Китти молча улыбнулась ему в ответ, в голову не лезли никакие подходящие слова. Лишь извинения, сожаления и неловкость.

– Я раньше, когда моя жена была жива, любил по утрам готовить завтраки на всю семью. Такие моменты были редки, но всё же, будучи солдатом от рождения, я всегда просыпался с первыми лучами солнца, а порой и раньше, – неся в руках горячую сковородку с ароматным завтраком к столу, продолжал говорить Маунд. – Ты вчера проговорилась о том, что любила жарить по утрам яйца с беконом, вот я и решил напомнить тебе о том времени. Я повар конечно же не самый лучший, мои кулинарные способности сводятся лишь к простому: картофельные оладьи или на худой конец, полуфабрикаты могу пожарить, но с беконом и яйцами я справиться смог.

Маунд поставил на стол сковороду, там уже лежали ломти свежего хлеба, масло и стакан фруктового сока.

– Твоя жена наверно была хорошим человеком,– вдохнув аромат еды, молвила Китти, подняв взгляд на свежее лицо генерала.

– Она была замечательным человеком, благодаря ей я стал тем, кем стал. Она смогла стерпеть меня и это уже большой героизм.

– Неужели ты так невыносим?

– Скорее мой образ жизни. Я как мой отец, солдат не по профессии, а по рождению, то, что мне дорого всегда было со мной в казармах и в походах, но с ней я научился ценить уют, который она создавала своими руками, день за днём и год за годом. С ней я прожил лучшие годы своей жизни.

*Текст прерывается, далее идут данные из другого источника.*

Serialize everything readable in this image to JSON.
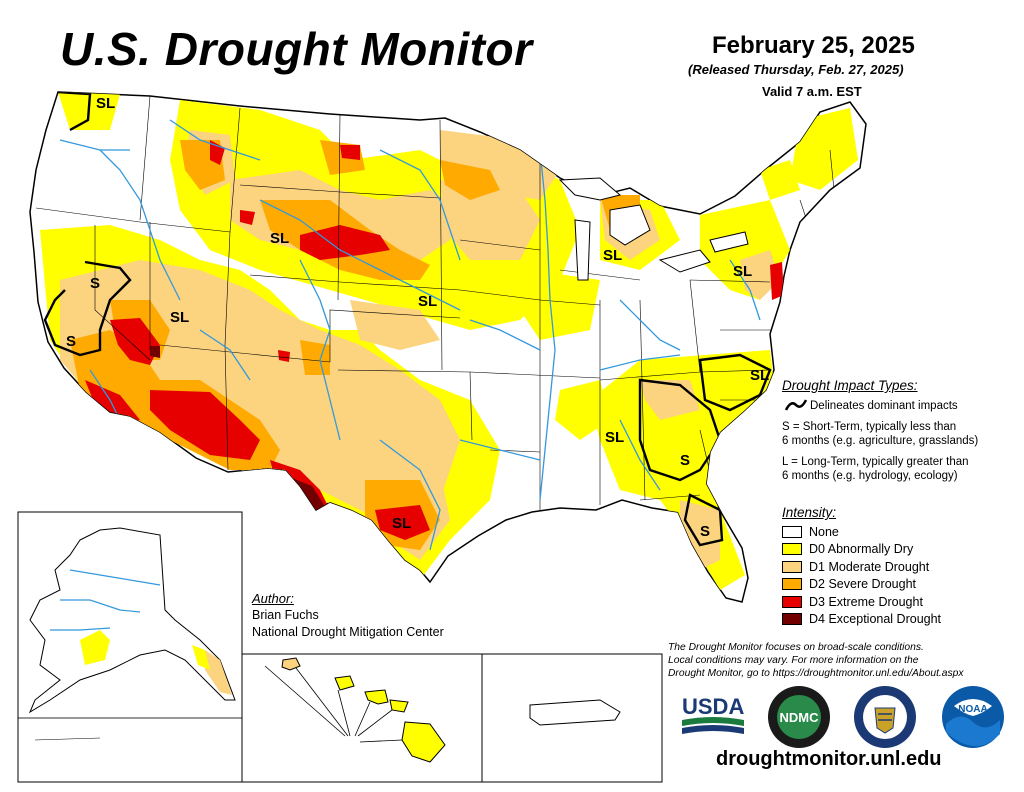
{
  "header": {
    "title": "U.S. Drought Monitor",
    "date": "February 25, 2025",
    "released": "(Released Thursday, Feb. 27, 2025)",
    "valid": "Valid 7 a.m. EST"
  },
  "map_labels": {
    "short_term": "S",
    "short_long": "SL"
  },
  "impact_legend": {
    "title": "Drought Impact Types:",
    "delineates": "Delineates dominant impacts",
    "s_line1": "S = Short-Term, typically less than",
    "s_line2": "6 months (e.g. agriculture, grasslands)",
    "l_line1": "L = Long-Term, typically greater than",
    "l_line2": "6 months (e.g. hydrology, ecology)"
  },
  "intensity_legend": {
    "title": "Intensity:",
    "items": [
      {
        "label": "None",
        "color": "#ffffff"
      },
      {
        "label": "D0 Abnormally Dry",
        "color": "#ffff00"
      },
      {
        "label": "D1 Moderate Drought",
        "color": "#fcd37f"
      },
      {
        "label": "D2 Severe Drought",
        "color": "#ffaa00"
      },
      {
        "label": "D3 Extreme Drought",
        "color": "#e60000"
      },
      {
        "label": "D4 Exceptional Drought",
        "color": "#730000"
      }
    ]
  },
  "author": {
    "title": "Author:",
    "name": "Brian Fuchs",
    "org": "National Drought Mitigation Center"
  },
  "disclaimer": {
    "line1": "The Drought Monitor focuses on broad-scale conditions.",
    "line2": "Local conditions may vary. For more information on the",
    "line3": "Drought Monitor, go to https://droughtmonitor.unl.edu/About.aspx"
  },
  "logos": {
    "usda": "USDA",
    "ndmc": "NDMC",
    "noaa": "NOAA"
  },
  "url": "droughtmonitor.unl.edu",
  "colors": {
    "water": "#3399dd",
    "d0": "#ffff00",
    "d1": "#fcd37f",
    "d2": "#ffaa00",
    "d3": "#e60000",
    "d4": "#730000"
  }
}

Никакая победа не сделает меня вновь счастливым, каким я был с ней.

– Что с ней случилось?

– Опухоль мозга, она растаяла на глазах, я уехал в командировку, а по возращению она уже была присмерти, лицо потеряло тот румянец и ту жизнь, что сияла в ней все годы. Я ничего не смог сделать, кроме как быть рядом последние дни. Она угасла моментально, никто из врачей не смог ей помочь. Я похоронил её и остался с детьми. Вот и все.

– Соболезную.

– Уже прошло не мало лет с тех пор, можно уже и не соболезновать. У меня ушло не мало времени, чтобы смириться с этим, но я смирился. Ешь давай, а то остынет.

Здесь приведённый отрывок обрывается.